On Tue, 26 Jun 2012 21:21:57 +0100 Nick Treleaven nick.treleaven@btinternet.com wrote:
I can now apply the -b version, but I had to add 'src/' to the second file in the diff - are you manually concatenating diffs?
Yes; the 2nd file lacked 'src/', sorry.
Wouldn't it be better to use 'git diff'?
My Win~1 tools are very limited, git is not among them, and I didn't dare to run a linux 'git diff' on an NTFS path.
I still don't think separate targets is acceptable though. I can at least apply the rest of the patch though.
BTW you missed data/templates/files. Wouldn't using a single xcopy be more sensible to reduce bugs and maintenance?
Probably. I wanted to stick with a single CP for copying, but ended up with something stupid.
I've now committed to master an install target similar to your first patch, but using xcopy for data. I used a DIRSEP variable:
$(CP) plugins$(DIRSEP)*.dll "$(DESTDIR)/lib"
A make -C install-plugins will work without DIRSEP. Not ellegant, I'll be the first to admit - but supporting a directory separator variable specifically for a single command, when we can easily do without it, doesn't seem very pretty to me either.
Please test.
I will. While unlikely, I'll check if 'xcopy /y plugins/*.dll ...' works.

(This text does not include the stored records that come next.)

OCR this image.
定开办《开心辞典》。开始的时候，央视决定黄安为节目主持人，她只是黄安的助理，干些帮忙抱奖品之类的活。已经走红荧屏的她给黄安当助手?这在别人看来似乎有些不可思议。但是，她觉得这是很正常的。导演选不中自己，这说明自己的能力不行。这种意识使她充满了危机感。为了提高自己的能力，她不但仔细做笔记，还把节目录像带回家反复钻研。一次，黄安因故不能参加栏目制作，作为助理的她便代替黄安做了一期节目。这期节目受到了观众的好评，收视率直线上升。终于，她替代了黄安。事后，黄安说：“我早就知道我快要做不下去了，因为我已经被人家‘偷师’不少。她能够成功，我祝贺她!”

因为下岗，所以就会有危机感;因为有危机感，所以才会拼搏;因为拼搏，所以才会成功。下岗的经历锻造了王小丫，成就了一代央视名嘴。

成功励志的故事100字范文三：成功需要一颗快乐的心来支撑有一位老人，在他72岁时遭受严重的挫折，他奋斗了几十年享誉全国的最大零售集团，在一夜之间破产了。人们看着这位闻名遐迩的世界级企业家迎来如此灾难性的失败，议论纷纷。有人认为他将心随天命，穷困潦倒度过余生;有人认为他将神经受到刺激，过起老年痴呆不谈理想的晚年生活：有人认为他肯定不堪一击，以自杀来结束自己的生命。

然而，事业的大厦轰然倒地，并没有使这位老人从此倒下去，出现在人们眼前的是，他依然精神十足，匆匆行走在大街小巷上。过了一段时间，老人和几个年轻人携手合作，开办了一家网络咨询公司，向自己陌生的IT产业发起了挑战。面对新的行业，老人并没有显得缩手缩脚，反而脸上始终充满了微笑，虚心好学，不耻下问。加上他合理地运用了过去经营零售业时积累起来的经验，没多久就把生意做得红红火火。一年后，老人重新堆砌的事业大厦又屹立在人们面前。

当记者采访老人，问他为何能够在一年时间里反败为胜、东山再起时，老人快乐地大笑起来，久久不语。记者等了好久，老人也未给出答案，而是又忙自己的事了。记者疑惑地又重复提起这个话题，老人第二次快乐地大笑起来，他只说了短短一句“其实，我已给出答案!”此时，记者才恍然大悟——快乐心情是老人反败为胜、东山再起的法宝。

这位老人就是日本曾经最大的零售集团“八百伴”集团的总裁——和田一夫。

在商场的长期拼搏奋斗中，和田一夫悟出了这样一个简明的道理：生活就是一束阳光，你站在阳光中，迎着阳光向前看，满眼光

I think because 'copy' takes /y switches the first path it sees must not use forward slashes. They are OK in the destination though.
Or maybe the forward slashes work with copy if the argument matches an existing path exactly, without find first/next file involved. Not that knowing the reason will help us.
--
Note that using a cmd-style shell with SHELL defined to a *nix style shell fails, no matter if makefile.win32 is patched or not. That's a problem of GNU make under Win~1 trying to be too smart, and ending up with things like "CreateProcess (copy, ...) error 2". :)
I don't get the last part above, but I think this is by design:
"The program used as the shell is taken from the variable SHELL. If this variable is not set in your makefile, the program /bin/sh is used as the shell. [...]
But it doesn't really run the SHELL, just attempts to CreateProcess (copy, ...) because a SHELL is defined. Anyway, I only wanted to make it clear than in such (rare) configuration, mingw32-make is unlikely to work at all: any cmd command (mkdir, del) will be started directly as executable, and of course fail. xcopy should work though.
Also, I think you /can/ join command lines with a trailing backslash (but your patch change is still better to have STLIBS anyway): http://www.gnu.org/software/make/manual/html_node/Splitting-Lines.html
It failed on my mingw32-make, I wound't have bothered if it worked.